Dans ce schéma, la critique de la Loi par Jésus ne viserait pas la dimension morale, mais les aspects rituels et identitaires qui servent à exclure. Les controverses sur la pureté et le sabbat illustreraient son refus de laisser ces prescriptions primer sur la compassion, l’aide au prochain et la justice. Le geste au Temple serait alors l’attaque symbolique par excellence contre une institution qui cristallise la « politique de la sainteté » en excluant les impurs et en centralisant l’accès au pardon. La vision du Royaume de Dieu de Jésus, caractérisée par des repas ouverts, la remise de dettes, l’égalité des derniers et des premiers, s’opposerait frontalement à cette politique.

Cette lecture a eu une grande influence, notamment dans les milieux ecclésiaux sensibles aux dimensions sociales et inclusives du message de Jésus. Elle a cependant été critiquée pour sa tendance à opposer de manière trop simple pureté et compassion, comme si la première était intrinsèquement contraire à la seconde. Des chercheurs comme Thiessen ont montré que, dans la Torah, les lois de pureté ne visent pas d’abord à exclure, mais à protéger le sanctuaire et à gérer la proximité de Dieu ; elles constituent une pédagogie de la sainteté qui ne confond pas automatiquement impureté et péché.[4][21][14] De plus, l’on trouve déjà dans la tradition prophétique et sapientielle juive un fort accent sur la miséricorde, la justice et le souci des pauvres, ce qui rend moins plausible de faire de Jésus un adversaire radical de la pureté juive.

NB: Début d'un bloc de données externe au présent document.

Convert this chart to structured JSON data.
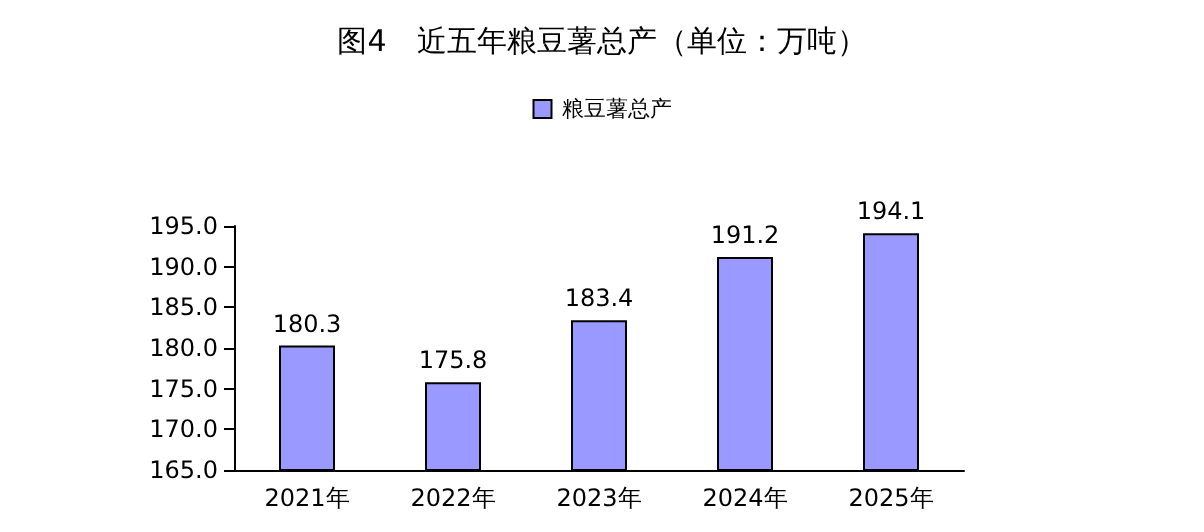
{
  "chart_data": {
    "type": "bar",
    "title": "图4　近五年粮豆薯总产（单位：万吨）",
    "categories": [
      "2021年",
      "2022年",
      "2023年",
      "2024年",
      "2025年"
    ],
    "series": [
      {
        "name": "粮豆薯总产",
        "color": "#9999ff",
        "values": [
          180.3,
          175.8,
          183.4,
          191.2,
          194.1
        ]
      }
    ],
    "ylim": [
      165,
      195
    ],
    "yticks": [
      {
        "value": 165,
        "label": "165.0"
      },
      {
        "value": 170,
        "label": "170.0"
      },
      {
        "value": 175,
        "label": "175.0"
      },
      {
        "value": 180,
        "label": "180.0"
      },
      {
        "value": 185,
        "label": "185.0"
      },
      {
        "value": 190,
        "label": "190.0"
      },
      {
        "value": 195,
        "label": "195.0"
      }
    ],
    "data_labels": true,
    "legend": "top",
    "grid": false
  }
}
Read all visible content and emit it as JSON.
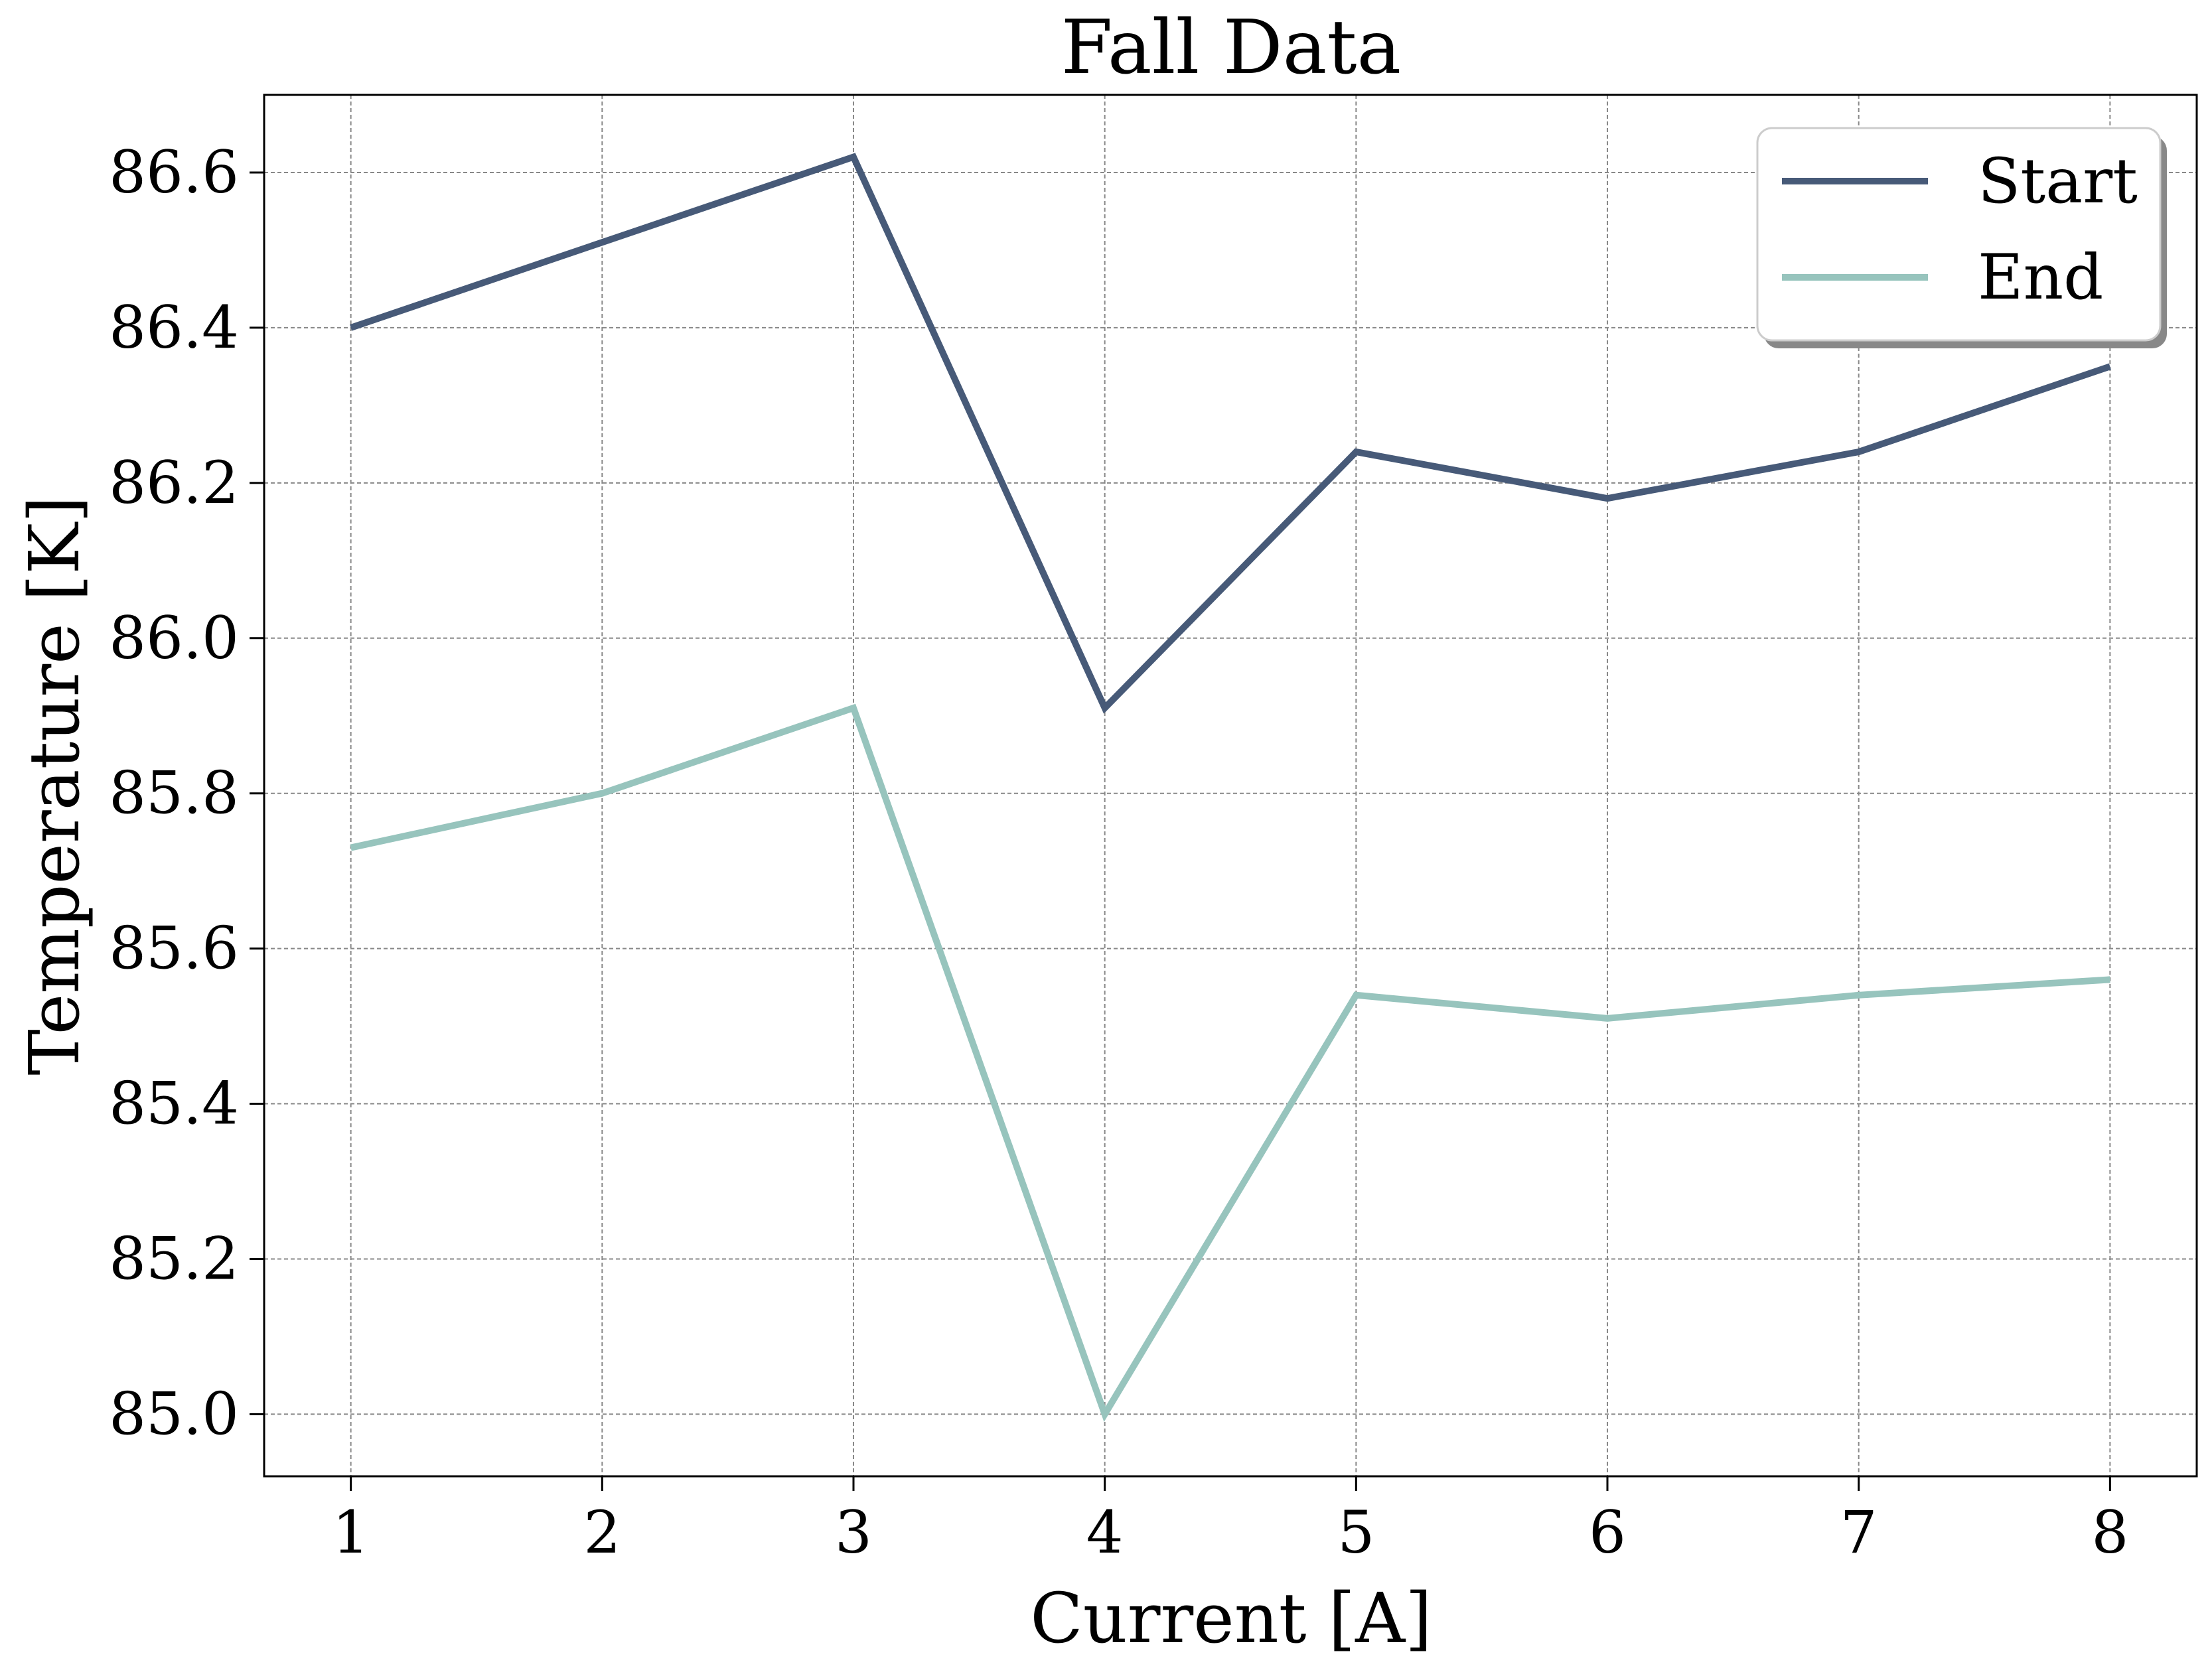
{
  "chart_data": {
    "type": "line",
    "title": "Fall Data",
    "xlabel": "Current [A]",
    "ylabel": "Temperature [K]",
    "x": [
      1,
      2,
      3,
      4,
      5,
      6,
      7,
      8
    ],
    "xticks": [
      "1",
      "2",
      "3",
      "4",
      "5",
      "6",
      "7",
      "8"
    ],
    "yticks": [
      "85.0",
      "85.2",
      "85.4",
      "85.6",
      "85.8",
      "86.0",
      "86.2",
      "86.4",
      "86.6"
    ],
    "xlim": [
      0.655,
      8.345
    ],
    "ylim": [
      84.92,
      86.7
    ],
    "grid": true,
    "legend_position": "top-right",
    "series": [
      {
        "name": "Start",
        "color": "#475a78",
        "values": [
          86.4,
          86.51,
          86.62,
          85.91,
          86.24,
          86.18,
          86.24,
          86.35
        ]
      },
      {
        "name": "End",
        "color": "#97c4bd",
        "values": [
          85.73,
          85.8,
          85.91,
          85.0,
          85.54,
          85.51,
          85.54,
          85.56
        ]
      }
    ]
  }
}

Il semble plus équilibré de dire que Jésus conteste certaines utilisations de la pureté comme instrument de pouvoir et d’exclusion, tout en assumant la valeur de la sainteté et en la redéfinissant à partir de la pureté du cœur et de l’amour. Sa « politique de la compassion » ne détruit pas la sainteté, elle en dévoile le centre : la miséricorde divine qui invite les pécheurs et guérit les impurs.

V.3. Jésus cynique, Jésus apocalyptique, ou synthèse ?

Les débats sur la critique de la Loi et du Temple par Jésus sont étroitement liés aux grandes reconstructions de sa figure. John Dominic Crossan a défendu l’idée d’un Jésus « philosophe cynique », un sage itinérant qui prône un style de vie radicalement alternatif, caractérisé par le partage, l’égalité, l’absence de hiérarchies, et qui se montre critique envers le Temple et le pouvoir romain mais sans véritable horizon apocalyptique futur.[23] Dans cette perspective, la critique du Temple et de la Loi s’intègre dans un projet sociopolitique concret : instaurer dès maintenant un ordre alternatif de convivialité, un « Royaume » immanent.

À l’opposé, des chercheurs comme Allison, Sanders ou d’autres tenants de l’« apocalyptic Jesus » insistent sur le caractère fondamentalement eschatologique du message de Jésus : il annonce un jugement imminent de Dieu, la venue du Fils de l’homme, la restauration d’Israël, la récompense des justes et la punition des méchants.[46] La critique du Temple et la reconfiguration de la Loi seraient alors des signes et des anticipations de cette grande intervention divine qui bouleversera l’ordre établi.

Entre ces pôles, certains, comme Borg, ont proposé un Jésus davantage sapientiel, centré sur un « Royaume déjà là », une transformation présente des relations humaines et de la conscience, même s’ils ne nient pas toute dimension future.[48] Dans ces reconstructions, le Temple et la Loi sont critiqués en tant qu’ils incarnent une vision de Dieu comme souverain exigeant, alors que Jésus révélerait un Dieu de pure grâce.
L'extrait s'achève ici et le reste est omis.